The chain faltered, wavered, then gave a weak, trembling yes.


The air in the room grew heavy. The candle flame stretched tall and thin. Lena laid the cards back into the spread. The Hanged Man at the center. Eight of Swords crossing. The Moon in the future.


“You are waiting for Judgment,” Lena whispered.


The pendulum swung, certain this time. Yes.


“Is it at the place where you died?”


Yes.


“Okay,” Lena said. “I will go. I will find it for you.”


She typed Ruth Talley Jefferson crash into the search bar. The obituary was there, along with a short news article. The article gave the intersection. The photo showed a cracked curb, a leaning road sign, and a strip of grass with white clover blooming like a quiet apology.


The next morning Lena drove to Jefferson Avenue. It was ordinary in daylight. A barber shop with a striped pole. A bakery with smudged glass and a chalk sign.
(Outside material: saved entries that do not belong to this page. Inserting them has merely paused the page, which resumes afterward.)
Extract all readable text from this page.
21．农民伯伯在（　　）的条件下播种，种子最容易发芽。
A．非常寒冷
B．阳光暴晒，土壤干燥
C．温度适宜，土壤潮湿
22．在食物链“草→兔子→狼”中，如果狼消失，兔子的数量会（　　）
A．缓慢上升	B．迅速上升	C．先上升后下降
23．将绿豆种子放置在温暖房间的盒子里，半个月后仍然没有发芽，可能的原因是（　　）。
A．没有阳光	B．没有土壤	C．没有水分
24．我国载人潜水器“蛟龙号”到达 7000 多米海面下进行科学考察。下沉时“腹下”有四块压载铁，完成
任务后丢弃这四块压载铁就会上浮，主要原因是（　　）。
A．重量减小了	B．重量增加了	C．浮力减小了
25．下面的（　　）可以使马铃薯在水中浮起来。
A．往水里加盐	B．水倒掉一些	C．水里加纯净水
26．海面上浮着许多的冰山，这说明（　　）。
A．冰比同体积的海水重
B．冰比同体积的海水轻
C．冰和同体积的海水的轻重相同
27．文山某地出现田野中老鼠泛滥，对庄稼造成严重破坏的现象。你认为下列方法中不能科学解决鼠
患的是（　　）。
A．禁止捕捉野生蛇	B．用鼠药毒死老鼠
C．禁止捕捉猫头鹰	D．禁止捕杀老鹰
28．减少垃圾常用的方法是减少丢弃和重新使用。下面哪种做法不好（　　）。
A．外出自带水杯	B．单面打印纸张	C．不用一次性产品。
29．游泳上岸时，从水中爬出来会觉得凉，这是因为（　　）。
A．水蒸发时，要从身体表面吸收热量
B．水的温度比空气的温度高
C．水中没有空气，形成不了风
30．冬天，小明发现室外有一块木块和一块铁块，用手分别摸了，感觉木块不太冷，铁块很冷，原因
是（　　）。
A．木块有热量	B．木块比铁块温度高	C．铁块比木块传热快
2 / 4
Summer heat that lifted the smell of tar. 


Lena parked half a block away and walked, the blue box in her bag. She searched the shoulder and the grass. The clover nodded. Ants moved a crumb as if it were a continent. And there, tucked in a crease where curb met dirt, was a sliver of old card stock.


She brushed away grit. The edge showed blue ink. The surface showed a trumpet raised to the sky. Judgment. Faded, weathered, but whole.


“Thank you,” she whispered, though she did not know who she was speaking to.


She went home, lit the candle, and laid the cards back into the cross formation. Her voice was low, steady, reading them aloud as if telling a story back to its author. The Hanged Man. The Eight of Swords. The Moon. At the base, Judgment, restored to its place.


“You can rest now,” Lena said. “The spread is complete.”


The overhead light strained and dimmed. The candle grew tall and still, then went out in a flash.

The house shifted. The air softened. The silence was no longer heavy but gentle, like a door closing.


Lena gathered the cards. For the first time, the deck felt quiet. At peace.


The next morning her table was bare. No spread. No cards out of place. Just sunlight warming the wood, and a quiet she had not known she was missing.


Later that week she told herself the story again in her head, the way people do when they want to keep it close. Not just a story about her, but about Ruth Talley, whose missing cards had finally been found.